Draft for internal use. Replace with counsel-approved text aligned with GDPR and other applicable laws.
1. Data controller
Details of the data controller (identity, contact and, where applicable, DPO) should be completed for Lokalu’s legal structure.
2. Data we process
- Account data: email, name, phone if provided, authentication identifiers.
- Booking and payment data: traveler contact, experience details; transaction data handled by payment partners (e.g. Stripe).
- Usage data: technical logs, preferences, support messages.
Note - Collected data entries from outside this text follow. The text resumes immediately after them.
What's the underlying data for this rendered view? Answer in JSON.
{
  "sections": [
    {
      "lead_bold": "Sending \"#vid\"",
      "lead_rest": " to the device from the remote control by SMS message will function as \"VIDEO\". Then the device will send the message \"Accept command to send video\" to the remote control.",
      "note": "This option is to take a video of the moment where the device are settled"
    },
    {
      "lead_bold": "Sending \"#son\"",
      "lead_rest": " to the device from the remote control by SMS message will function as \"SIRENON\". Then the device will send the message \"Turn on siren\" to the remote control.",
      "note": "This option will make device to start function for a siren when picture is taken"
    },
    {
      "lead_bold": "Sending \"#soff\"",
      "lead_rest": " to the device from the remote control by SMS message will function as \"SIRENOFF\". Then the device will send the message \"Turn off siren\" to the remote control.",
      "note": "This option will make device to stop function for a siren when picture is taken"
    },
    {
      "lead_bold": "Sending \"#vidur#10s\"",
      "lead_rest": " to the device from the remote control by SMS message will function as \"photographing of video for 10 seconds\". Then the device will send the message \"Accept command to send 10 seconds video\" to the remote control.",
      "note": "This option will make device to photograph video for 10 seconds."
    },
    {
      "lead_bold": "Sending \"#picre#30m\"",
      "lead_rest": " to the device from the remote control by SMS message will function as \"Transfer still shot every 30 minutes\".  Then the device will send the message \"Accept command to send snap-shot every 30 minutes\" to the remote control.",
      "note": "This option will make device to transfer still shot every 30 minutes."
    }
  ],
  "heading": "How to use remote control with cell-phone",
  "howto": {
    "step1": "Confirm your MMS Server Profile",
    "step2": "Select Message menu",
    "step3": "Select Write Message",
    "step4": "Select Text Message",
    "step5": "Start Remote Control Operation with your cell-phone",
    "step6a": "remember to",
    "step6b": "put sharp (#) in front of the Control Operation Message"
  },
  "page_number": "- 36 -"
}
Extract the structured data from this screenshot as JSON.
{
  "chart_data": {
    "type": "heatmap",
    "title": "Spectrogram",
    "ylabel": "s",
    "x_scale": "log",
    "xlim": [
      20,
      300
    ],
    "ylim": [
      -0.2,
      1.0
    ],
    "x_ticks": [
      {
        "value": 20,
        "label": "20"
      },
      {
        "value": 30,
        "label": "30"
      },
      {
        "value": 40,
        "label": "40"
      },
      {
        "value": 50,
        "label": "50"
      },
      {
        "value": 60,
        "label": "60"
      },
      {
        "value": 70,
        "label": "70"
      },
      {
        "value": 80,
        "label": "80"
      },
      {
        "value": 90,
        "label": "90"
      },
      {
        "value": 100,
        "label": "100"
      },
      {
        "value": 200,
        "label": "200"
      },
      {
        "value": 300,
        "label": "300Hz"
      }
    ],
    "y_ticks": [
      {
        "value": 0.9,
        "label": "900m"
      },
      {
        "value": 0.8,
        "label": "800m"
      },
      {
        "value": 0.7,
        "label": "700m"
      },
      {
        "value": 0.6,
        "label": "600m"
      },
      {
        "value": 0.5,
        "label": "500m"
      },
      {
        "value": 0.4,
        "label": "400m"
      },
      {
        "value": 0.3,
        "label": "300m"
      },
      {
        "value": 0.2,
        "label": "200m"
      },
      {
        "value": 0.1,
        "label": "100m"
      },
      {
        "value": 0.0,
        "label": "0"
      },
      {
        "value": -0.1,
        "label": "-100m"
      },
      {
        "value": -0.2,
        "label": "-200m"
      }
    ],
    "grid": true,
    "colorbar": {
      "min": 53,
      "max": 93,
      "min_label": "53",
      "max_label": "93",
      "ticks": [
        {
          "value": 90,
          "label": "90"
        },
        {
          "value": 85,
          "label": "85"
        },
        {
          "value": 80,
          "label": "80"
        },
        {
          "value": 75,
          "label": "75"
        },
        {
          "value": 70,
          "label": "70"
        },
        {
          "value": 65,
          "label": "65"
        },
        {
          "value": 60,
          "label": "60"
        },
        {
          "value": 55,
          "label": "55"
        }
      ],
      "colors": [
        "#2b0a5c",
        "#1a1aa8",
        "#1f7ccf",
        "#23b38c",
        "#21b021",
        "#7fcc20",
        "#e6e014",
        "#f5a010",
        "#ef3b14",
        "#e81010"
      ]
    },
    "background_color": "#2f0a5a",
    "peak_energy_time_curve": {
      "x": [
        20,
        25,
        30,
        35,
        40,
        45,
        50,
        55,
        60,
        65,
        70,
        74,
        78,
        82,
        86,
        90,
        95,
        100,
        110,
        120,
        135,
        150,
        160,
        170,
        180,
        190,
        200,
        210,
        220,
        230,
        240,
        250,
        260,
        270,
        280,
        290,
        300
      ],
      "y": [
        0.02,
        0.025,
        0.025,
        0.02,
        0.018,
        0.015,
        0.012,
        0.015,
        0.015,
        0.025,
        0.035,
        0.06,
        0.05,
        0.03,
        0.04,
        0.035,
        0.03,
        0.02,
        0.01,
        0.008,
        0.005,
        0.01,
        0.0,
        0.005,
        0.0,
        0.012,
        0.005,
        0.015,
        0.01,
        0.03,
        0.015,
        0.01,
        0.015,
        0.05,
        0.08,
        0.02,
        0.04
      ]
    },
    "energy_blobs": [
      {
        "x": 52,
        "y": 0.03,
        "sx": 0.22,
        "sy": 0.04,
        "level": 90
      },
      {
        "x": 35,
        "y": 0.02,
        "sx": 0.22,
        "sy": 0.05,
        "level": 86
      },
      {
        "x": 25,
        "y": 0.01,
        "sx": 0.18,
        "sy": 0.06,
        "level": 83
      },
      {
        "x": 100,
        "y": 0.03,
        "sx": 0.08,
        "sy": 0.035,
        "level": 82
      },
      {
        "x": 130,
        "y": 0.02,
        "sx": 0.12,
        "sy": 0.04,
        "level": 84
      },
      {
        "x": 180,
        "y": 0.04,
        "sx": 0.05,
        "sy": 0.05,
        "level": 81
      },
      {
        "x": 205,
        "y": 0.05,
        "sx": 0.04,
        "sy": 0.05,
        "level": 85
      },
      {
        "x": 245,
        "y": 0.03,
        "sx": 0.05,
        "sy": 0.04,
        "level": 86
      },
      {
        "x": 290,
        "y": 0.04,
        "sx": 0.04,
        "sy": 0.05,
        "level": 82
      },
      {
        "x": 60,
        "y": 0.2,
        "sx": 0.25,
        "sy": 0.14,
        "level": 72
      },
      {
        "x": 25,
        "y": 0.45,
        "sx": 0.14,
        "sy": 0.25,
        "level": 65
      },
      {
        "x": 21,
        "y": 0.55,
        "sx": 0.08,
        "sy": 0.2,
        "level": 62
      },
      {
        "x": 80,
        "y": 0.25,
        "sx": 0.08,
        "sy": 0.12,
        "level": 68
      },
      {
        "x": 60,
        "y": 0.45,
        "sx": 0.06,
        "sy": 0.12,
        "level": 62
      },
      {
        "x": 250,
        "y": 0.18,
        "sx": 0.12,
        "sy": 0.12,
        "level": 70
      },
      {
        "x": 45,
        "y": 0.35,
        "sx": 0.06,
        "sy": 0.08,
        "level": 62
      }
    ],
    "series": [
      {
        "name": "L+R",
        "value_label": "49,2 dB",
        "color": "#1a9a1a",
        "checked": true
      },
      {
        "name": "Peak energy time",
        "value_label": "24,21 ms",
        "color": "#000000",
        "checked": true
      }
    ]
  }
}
- Published content: text, images and metadata you upload as a guide or provider.
3. Purposes and legal bases
We process data to provide the service (contract), comply with legal obligations, protect security and, where appropriate, send communications based on consent or legitimate interest as permitted by law.
4. Retention
Data is kept as long as needed for the stated purposes and statutory periods (e.g. accounting).
5. Recipients and processors
We may share data with processors (hosting, authentication, payments, transactional email, analytics if used). Some may be outside the EEA with appropriate safeguards.
6. Your rights
You may exercise access, rectification, erasure, objection, restriction and portability where applicable, and withdraw consent for consent-based processing. You may lodge a complaint with a supervisory authority.
7. Minors
The service is not directed at children without parental consent where required.
8. Changes
We will publish updates in the app with an effective date.